Understanding Bulk Modulus: Explaining the Relationship with Pressure and Volume

[discombobulated]

Homework Statement

My textbook says, delta V = [-3V delta p (1 - 2c)] /E
where,
delta V = change in volume
delta p = change in pressure
c = poisson's ratio
E = young's modulus

Taking the limit as delta p tends to zero, we can write the bulk modulus K as,
K = -V dp/dV

but I'm not clear with how they got K by taking the limit as delta p goes to zero...could someone explain that please. Thanks!

 

[Mapes]

The second equation isn't meant to follow from the first. The second equation is the definition of the bulk modulus. The first equation comes from using the generalized Hooke's equation for an isotropic material (in your notation):

$$\epsilon=\frac{1}{E}\sigma_1-\frac{c}{E}\sigma_2-\frac{c}{E}\sigma_3$$

where we plug in the pressure p for all three stresses. Also, the change in volume

$$\Delta V=(1+\epsilon)^3-1\approx3\epsilon$$

for small strains. The bulk modulus for an isotropic material would therefore be

$$K=\frac{E}{3(1-2c)}$$

 

[piercas]

The bulk modulus is a measure of a material's resistance to compression when subjected to external pressure. It is a fundamental property of a material and is related to its elastic properties. It is defined as the ratio of the change in pressure (delta p) to the resulting change in volume (delta V).

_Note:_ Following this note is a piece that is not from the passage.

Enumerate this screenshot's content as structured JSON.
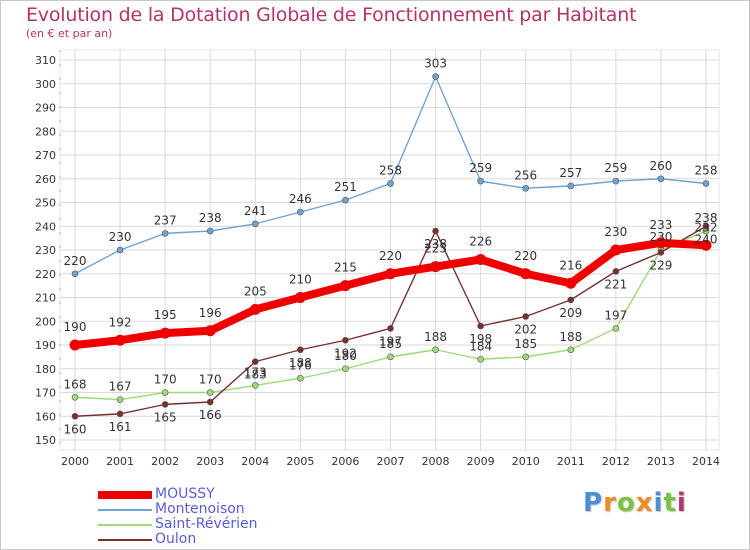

In order to understand how the bulk modulus is related to pressure and volume, we can look at the equation provided in your textbook: delta V = [-3V delta p (1 - 2c)] /E. This equation shows that the change in volume (delta V) is directly proportional to the change in pressure (delta p) and inversely proportional to the material's Young's modulus (E).

When we take the limit as delta p tends to zero, we are essentially looking at what happens to the bulk modulus when the change in pressure becomes infinitely small. In this case, the change in volume would also become infinitely small and the ratio of delta p to delta V would approach a constant value, which is the bulk modulus (K).

In other words, by taking the limit as delta p goes to zero, we are essentially looking at the bulk modulus at a specific point, or in this case, at a point where the change in pressure is infinitesimally small. This gives us a more accurate and precise value for the bulk modulus, as it eliminates any errors that may arise from larger changes in pressure.

In summary, the bulk modulus is defined as the ratio of the change in pressure to the resulting change in volume. By taking the limit as delta p tends to zero, we are able to obtain a more precise value for the bulk modulus, as it eliminates any errors that may arise from larger changes in pressure.